As a user, how can I receive $AMPL via Ampleforth’s Incentive Program?
Ampleforth users can start contributing liquidity and earning AMPL tokens in three simple steps.
The way it works is:
- Deposit ETH and AMPL into Uniswap V2
- Receive UNI-V2 LP Tokens
- Stake those UNI-V2 LP Tokens in the Geyser Programm (I'll be releasing a guide on this too very soon)
Then stakers receive a share of the AMPL tokens held in the Geyser’s AMPL pool for providing liquidity.
4. Bancor - $BNT (Upcoming)

Bancor.Network token swap interface (source)
What is Bancor?
Bancor is a novel smart contract Automated Market Maker (AMM) platform on Ethereum that uses a mathematical bonding curve to calculate digital asset prices and to track liquidity provider contributions.
In simpler terms, Bancor is a decentralized exchange (DEX) protocol that uses pooled on-chain liquidity from users around the world, for non-custodial token exchange.
Bancor recently launched its V2 upgrade on April 29, 2020, which introduces a new type of AMM that allows users to provide liquidity without holding a separate reserve token. This upgrade enables users to provide liquidity without giving up their long position on the token.
What is $BNT?
BNT is Bancor’s native ERC-20 token that plays an integral role in the functionality of the Bancor protocol:
- BNT serves as the intermediary token that connects Bancor pools across blockchains.
- BNT is a staking token in Bancor liquidity pools, where liquidity providers receive newly minted BNT as a reward for providing liquidity.
- BNT serves as a governance token allowing token holders to vote on proposals for the protocol.
Why and how is $BNT distributed?
Newly minted BNT will be distributed to liquidity providers who deposit (stake) BNT into Bancor liquidity pools along with the token they’re providing liquidity for.
For instance, if a user supply’s 10% of the MKR/BNT pool’s liquidity, they will receive 10% of the pools staking rewards on top of their share of trading fees.
This method of distributing BNT to liquidity providers is being implemented to incentivize BNT token holders to become active participants in the network.
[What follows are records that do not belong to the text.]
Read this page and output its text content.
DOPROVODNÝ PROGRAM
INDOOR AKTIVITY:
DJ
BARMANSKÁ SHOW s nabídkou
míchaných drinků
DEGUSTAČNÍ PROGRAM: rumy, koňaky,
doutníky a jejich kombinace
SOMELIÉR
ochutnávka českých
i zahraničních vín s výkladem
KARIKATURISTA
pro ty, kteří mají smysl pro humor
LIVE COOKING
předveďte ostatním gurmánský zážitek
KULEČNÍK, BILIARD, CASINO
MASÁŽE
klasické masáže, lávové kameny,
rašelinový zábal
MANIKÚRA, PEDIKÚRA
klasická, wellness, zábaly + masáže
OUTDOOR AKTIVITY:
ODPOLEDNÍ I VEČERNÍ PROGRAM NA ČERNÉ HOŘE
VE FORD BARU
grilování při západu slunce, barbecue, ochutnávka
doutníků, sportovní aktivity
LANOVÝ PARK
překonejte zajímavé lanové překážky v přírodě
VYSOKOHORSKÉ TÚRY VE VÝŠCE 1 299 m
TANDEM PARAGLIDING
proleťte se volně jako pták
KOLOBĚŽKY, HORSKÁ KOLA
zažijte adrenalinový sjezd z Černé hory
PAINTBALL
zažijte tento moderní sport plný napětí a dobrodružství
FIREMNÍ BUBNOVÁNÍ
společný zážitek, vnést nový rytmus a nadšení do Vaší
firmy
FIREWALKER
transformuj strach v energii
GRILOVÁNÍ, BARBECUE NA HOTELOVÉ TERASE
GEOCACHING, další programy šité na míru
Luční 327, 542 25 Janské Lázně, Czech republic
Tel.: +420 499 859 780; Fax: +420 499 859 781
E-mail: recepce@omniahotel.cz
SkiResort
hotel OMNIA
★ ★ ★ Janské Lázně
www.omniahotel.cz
As a user, how can I receive $BNT via Bancor’s Incentive Program?
Once Bancor staking goes live, BNT token holders will be able to deposit BNT tokens into a Bancor liquidity pool when providing liquidity. They will then be able to collect staking rewards paid out in newly minted BNT for supplying liquidity.
More on Bancor's upcoming liquidity incentive program here.
Will We See the Rise of DeFi Incentive Programs?
As the DeFi space grows in popularity and becomes more widely adopted, I think we can expect to see many more incentive programs that reward liquidity providers for taking on risk by providing DeFi protocols with liquidity.
DeFi Incentive programs can be incredibly lucrative and have a big impact on the growth and adoption of DeFi. They attract all sorts of token holders to their corresponding DeFi protocols by rewarding users with their tokens atop of fees of LPs make.
Compound’s recently launched COMP token surprised many people with its massive success after launch and other DeFi tokens are quickly rising in the ranks as well.
That said, maybe it's only a matter of time before Uniswap releases its own governance token and incentive program?
Only time will tell, and you can bet that I’ll be there covering every aspect of it.